The International Ski and Snowboard Federation (FIS), the international skiing and snowboarding governing body, officially recognized ski ballet in 1979, and nine years later international icons like Germany’s Hermann Reitberger competed for the first ski ballet demonstration medals at the 1988 Winter Olympics in Calgary.
Demonstration sports are not official Olympic events. Host nations often include a few favorite sports they may want to showcase for potential official inclusion in future Olympics. For example, the 2024 Summer Olympics in Paris included
Muaythai as a demonstration sport.
Ski ballet appeared in the 1988 Calgary Winter Olympics and the 1992 Albertville Winter Olympics. It did not make it to Lillehammer in 1994, and many athletes, including Rosenbaum, said the sport’s
failed push to become an official Olympic event, matched with increasing regulations and declining popularity, diminished professional ski ballet.
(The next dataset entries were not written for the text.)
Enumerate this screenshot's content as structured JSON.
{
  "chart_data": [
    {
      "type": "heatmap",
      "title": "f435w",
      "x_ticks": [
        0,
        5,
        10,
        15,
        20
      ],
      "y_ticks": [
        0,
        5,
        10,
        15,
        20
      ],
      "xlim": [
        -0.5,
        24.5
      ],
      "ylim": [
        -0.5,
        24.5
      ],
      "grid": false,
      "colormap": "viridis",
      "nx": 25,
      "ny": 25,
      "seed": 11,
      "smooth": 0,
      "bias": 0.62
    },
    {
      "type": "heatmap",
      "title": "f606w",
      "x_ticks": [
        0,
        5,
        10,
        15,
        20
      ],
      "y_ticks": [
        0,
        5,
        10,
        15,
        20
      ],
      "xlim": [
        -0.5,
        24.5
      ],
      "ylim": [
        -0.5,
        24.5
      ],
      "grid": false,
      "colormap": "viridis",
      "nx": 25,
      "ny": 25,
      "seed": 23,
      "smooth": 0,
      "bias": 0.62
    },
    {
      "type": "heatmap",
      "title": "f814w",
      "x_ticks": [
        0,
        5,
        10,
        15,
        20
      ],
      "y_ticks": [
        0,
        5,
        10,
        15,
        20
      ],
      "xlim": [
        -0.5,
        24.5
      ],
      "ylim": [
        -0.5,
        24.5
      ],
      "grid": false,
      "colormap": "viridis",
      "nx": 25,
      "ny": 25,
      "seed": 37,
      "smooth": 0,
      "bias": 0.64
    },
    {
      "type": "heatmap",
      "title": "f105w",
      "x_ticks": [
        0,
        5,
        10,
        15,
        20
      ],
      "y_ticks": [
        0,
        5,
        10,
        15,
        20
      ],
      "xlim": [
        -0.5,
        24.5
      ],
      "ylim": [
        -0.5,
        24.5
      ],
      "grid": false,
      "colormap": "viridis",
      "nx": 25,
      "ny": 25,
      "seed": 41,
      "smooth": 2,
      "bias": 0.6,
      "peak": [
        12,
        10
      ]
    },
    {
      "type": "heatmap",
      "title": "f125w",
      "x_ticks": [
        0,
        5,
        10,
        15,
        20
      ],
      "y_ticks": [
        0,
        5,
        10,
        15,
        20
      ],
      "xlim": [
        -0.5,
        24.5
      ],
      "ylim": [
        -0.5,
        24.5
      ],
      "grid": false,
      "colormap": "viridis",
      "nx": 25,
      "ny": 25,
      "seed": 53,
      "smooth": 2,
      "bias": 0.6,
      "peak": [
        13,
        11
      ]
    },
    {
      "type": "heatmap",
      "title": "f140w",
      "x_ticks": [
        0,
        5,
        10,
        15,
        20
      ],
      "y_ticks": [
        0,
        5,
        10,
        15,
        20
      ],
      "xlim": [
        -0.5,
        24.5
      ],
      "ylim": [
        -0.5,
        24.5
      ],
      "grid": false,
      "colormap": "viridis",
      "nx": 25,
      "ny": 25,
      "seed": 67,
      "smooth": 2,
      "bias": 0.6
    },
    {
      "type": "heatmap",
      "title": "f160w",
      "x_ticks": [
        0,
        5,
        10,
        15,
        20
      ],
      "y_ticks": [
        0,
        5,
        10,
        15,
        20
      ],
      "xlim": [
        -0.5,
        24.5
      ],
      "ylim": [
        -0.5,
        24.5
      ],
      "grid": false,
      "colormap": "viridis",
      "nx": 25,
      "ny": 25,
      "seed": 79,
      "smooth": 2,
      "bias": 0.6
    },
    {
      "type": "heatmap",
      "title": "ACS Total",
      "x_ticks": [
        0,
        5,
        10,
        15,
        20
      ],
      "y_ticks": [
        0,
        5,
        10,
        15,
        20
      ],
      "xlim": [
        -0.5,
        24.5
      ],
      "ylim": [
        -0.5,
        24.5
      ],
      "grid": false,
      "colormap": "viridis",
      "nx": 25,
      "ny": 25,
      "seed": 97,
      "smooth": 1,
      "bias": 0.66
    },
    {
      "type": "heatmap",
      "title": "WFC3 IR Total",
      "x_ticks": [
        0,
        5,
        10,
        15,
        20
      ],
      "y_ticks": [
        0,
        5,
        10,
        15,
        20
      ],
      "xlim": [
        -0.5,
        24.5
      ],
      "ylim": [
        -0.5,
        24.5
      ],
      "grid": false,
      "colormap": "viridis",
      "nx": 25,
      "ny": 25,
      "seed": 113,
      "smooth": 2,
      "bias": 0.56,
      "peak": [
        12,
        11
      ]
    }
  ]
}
Rosenbaum was still a teenager in the early 1990s, but she was already an accomplished combine skier on the U.S. Freestyle Ski Team.
In 1990, she focused solely on ski ballet and qualified for the 1992 Winter Olympics in Albertville. She was passed over for Sharon Petzold and Ellen Breen, who finished third and sixth, respectively.
Rosenbaum qualified again in 1994, but the event was pulled from the Games, so Rosenbuam never got her chance to compete at an Olympics.
Twenty-five years later, she stood about halfway up Monarch Mountain’s “Freeway,” a wide stretching slope that feeds skiers back to the base of the mountain. Once more, she performed her award-winning routine, before retiring to a judge’s table to critique competitors on scales of difficulty, execution and “vibe.”